After years of negotiations, the outgoing parliament overwhelmingly approved the new regulation in March. But the 28 national governments have yet to implement the new measures, which are meant to improve online privacy.
German Green parliamentarian Jan Philipp Albrecht, the rapporteur for the proposed regulation, told DW that a reluctant government in Berlin needs to act. "We need to remind the government of their responsibility," he said. "If governments do nothing, then nothing will happen on this issue." Should national governments end up calling for amendments to the regulation, they will need to depend on the cooperation of the new parliament.
European stagnation
Greece, Ireland, Portugal: In the past five years, the European Union has been working in crisis mode. This "political state of emergency" has especially played into the hands of EU leaders, as all eyes looked to the regular crisis summits."The European Union has become very council-heavy," said Jan Techau, director of the Carnegie Europe think tank.
It's a development that has worried even Martin Schulz, the outgoing president of the European Parliament. "The plethora of summits, the growing fixation with meetings of the heads of state and government, is severely diminishing the part played by the only directly elected community institution, the European Parliament, in decision-making processes," said Schulz in his presidential inaugural speech in January 2012.
Will Parliament be able to reverse this trend? The selection of top candidates for the European Commission presidency, introduced for the first time in this election, could give parliament greater legitimacy. A power struggle with the heads of state and government over the selection of the new commission president would also be an opportunity to raise its profile - but with an open-ended result.
Climate complications
The European Council hasn't had influence only over financial policy in recent years - EU leaders have also slowed parliament's progress on climate and energy issues. Take, for example, negotiations on the EU's 2030 climate goals.
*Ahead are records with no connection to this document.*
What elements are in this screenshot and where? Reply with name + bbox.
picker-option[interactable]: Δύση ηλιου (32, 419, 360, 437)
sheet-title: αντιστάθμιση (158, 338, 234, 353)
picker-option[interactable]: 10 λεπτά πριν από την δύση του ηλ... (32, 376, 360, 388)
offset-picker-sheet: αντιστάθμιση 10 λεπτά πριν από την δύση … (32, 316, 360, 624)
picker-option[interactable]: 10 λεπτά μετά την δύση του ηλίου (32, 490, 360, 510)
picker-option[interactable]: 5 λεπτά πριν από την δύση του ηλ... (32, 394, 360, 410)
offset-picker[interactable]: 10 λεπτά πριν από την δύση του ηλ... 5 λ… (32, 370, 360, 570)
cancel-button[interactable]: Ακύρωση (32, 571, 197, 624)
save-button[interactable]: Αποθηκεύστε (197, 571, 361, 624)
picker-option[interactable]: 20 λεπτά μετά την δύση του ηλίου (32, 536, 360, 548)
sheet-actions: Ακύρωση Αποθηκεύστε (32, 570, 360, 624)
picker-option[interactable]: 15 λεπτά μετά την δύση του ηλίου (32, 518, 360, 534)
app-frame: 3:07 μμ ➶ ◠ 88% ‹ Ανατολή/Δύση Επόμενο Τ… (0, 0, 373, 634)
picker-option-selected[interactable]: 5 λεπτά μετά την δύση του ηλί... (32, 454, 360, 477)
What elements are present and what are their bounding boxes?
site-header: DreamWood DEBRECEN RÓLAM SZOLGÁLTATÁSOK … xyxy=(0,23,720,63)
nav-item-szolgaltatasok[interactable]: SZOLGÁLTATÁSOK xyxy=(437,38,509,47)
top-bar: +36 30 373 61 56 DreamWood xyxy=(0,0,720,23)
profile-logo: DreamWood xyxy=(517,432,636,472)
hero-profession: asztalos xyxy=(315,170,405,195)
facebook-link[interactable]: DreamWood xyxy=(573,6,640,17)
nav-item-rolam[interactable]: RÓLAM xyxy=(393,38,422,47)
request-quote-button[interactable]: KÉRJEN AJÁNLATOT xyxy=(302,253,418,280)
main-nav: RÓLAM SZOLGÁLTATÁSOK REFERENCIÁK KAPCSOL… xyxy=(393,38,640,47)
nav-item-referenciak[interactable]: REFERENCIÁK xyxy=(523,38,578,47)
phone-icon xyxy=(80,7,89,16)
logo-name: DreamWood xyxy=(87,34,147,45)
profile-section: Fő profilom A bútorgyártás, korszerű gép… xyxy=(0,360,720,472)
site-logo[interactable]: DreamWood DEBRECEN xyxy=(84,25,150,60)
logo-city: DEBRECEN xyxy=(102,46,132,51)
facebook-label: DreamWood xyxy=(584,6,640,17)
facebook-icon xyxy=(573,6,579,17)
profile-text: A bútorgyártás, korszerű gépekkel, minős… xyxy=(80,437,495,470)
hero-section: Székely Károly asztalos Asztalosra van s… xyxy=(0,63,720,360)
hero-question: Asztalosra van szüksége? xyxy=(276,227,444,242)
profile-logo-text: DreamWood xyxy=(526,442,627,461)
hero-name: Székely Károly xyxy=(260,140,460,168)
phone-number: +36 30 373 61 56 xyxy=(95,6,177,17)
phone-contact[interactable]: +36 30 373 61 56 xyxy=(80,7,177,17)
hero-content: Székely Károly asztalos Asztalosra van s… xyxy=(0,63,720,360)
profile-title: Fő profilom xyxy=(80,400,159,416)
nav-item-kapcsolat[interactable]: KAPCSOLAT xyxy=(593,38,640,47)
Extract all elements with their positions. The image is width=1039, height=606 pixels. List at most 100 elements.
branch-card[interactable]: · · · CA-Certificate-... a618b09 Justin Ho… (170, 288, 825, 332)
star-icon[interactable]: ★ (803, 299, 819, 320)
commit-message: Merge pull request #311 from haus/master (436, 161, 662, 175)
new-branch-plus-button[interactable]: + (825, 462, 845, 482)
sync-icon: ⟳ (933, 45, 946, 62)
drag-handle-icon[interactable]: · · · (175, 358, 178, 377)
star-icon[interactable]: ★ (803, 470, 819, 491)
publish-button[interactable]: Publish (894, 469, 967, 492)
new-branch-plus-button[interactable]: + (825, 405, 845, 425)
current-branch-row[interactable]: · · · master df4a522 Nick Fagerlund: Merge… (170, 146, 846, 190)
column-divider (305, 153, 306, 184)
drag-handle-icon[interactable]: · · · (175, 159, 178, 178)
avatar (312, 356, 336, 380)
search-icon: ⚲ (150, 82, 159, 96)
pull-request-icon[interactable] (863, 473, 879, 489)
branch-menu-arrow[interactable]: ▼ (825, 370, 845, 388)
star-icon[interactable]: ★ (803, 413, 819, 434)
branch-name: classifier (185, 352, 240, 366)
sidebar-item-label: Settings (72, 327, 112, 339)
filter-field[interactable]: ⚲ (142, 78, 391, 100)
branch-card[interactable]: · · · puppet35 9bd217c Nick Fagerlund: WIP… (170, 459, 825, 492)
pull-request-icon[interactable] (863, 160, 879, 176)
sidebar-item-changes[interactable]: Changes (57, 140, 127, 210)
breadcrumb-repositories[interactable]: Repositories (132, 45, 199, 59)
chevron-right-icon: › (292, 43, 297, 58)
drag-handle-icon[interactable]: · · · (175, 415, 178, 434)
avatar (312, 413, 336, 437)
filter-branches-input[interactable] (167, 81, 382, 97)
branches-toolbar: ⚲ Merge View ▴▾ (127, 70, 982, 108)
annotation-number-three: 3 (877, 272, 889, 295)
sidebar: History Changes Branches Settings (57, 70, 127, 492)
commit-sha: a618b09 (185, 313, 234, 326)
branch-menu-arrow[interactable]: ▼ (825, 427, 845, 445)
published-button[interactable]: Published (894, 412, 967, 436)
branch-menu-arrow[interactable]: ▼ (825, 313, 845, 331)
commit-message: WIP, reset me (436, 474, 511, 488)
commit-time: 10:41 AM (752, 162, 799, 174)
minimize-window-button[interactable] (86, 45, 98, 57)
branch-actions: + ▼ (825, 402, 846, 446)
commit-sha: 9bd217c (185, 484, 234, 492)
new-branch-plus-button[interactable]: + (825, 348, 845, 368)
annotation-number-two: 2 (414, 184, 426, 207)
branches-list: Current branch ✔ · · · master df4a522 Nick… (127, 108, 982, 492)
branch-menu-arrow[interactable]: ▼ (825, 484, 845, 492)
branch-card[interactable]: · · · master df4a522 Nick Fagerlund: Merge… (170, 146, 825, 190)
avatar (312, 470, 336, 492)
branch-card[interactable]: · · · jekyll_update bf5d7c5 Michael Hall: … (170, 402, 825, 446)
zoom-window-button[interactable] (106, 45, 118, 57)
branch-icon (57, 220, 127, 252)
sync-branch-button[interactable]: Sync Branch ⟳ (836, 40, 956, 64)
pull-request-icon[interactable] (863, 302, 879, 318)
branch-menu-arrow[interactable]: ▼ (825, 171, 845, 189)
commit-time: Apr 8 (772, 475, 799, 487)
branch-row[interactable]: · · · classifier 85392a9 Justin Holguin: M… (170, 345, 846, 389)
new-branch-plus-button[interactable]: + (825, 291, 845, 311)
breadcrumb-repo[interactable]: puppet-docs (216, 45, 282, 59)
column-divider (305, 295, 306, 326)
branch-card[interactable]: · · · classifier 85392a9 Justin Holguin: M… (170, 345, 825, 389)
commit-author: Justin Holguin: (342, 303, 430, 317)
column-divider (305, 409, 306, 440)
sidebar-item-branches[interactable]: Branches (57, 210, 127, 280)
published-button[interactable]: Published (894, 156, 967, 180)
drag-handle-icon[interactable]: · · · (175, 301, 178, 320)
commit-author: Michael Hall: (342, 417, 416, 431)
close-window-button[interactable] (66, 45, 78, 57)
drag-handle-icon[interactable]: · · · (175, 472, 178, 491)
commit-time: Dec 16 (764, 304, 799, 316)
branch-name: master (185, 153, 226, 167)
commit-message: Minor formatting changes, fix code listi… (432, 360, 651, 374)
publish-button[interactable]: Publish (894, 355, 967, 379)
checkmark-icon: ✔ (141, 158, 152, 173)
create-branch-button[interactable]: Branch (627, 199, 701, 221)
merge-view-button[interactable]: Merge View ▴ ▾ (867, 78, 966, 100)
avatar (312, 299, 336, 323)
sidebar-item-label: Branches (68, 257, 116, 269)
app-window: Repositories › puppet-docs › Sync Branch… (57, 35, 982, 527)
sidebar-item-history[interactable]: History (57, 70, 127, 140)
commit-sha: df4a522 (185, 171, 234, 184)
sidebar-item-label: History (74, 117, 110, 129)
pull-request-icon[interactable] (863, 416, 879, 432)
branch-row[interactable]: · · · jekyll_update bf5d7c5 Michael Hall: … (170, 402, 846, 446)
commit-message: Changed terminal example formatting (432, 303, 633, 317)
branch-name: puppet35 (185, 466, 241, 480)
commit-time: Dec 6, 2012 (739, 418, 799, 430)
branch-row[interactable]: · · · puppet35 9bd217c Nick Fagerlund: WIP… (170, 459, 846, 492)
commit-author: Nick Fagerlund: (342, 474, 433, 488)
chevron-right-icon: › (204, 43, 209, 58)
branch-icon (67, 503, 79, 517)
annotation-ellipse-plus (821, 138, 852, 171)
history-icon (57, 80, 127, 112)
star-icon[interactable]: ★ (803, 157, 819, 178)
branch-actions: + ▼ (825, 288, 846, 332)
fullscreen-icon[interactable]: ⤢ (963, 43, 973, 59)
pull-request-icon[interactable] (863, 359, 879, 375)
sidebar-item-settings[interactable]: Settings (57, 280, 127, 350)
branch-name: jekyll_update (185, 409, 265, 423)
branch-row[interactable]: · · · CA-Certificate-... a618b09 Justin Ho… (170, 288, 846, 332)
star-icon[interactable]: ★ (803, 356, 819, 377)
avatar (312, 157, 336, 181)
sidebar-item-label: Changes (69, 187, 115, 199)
While parliament has proposed three ambitious goals - carbon dioxide reduction, the expansion of renewables and energy efficiency - heads of state and government have been far less ambitious.
If parliamentarians want to make their influence felt, they don't have much time: The final decision on the EU's energy and climate policy framework to 2030 is due in October. And the world's next major climate conference is scheduled to take place in Paris in late 2015.
Banking union
The economic situation may have stabilized in the EU's southern member states, but the crisis is far from over, said Guntram Wolff, director of the Brussels-based think tank Bruegel. "Europe is a bit more stable - but just a bit," he said.
To spare Europe from such severe financial crises in the future, the European Parliament approved a banking union in April. "The great hope is that the European Central Bank, as the new supervisory authority, will come down harder on banking problems than the national supervisory authorities," said Wolff of the EU's far-reaching and unifying step.
Framework legislation for this banking union has already been adopted by parliament and the European Council, but many details still need to be clarified in coming months.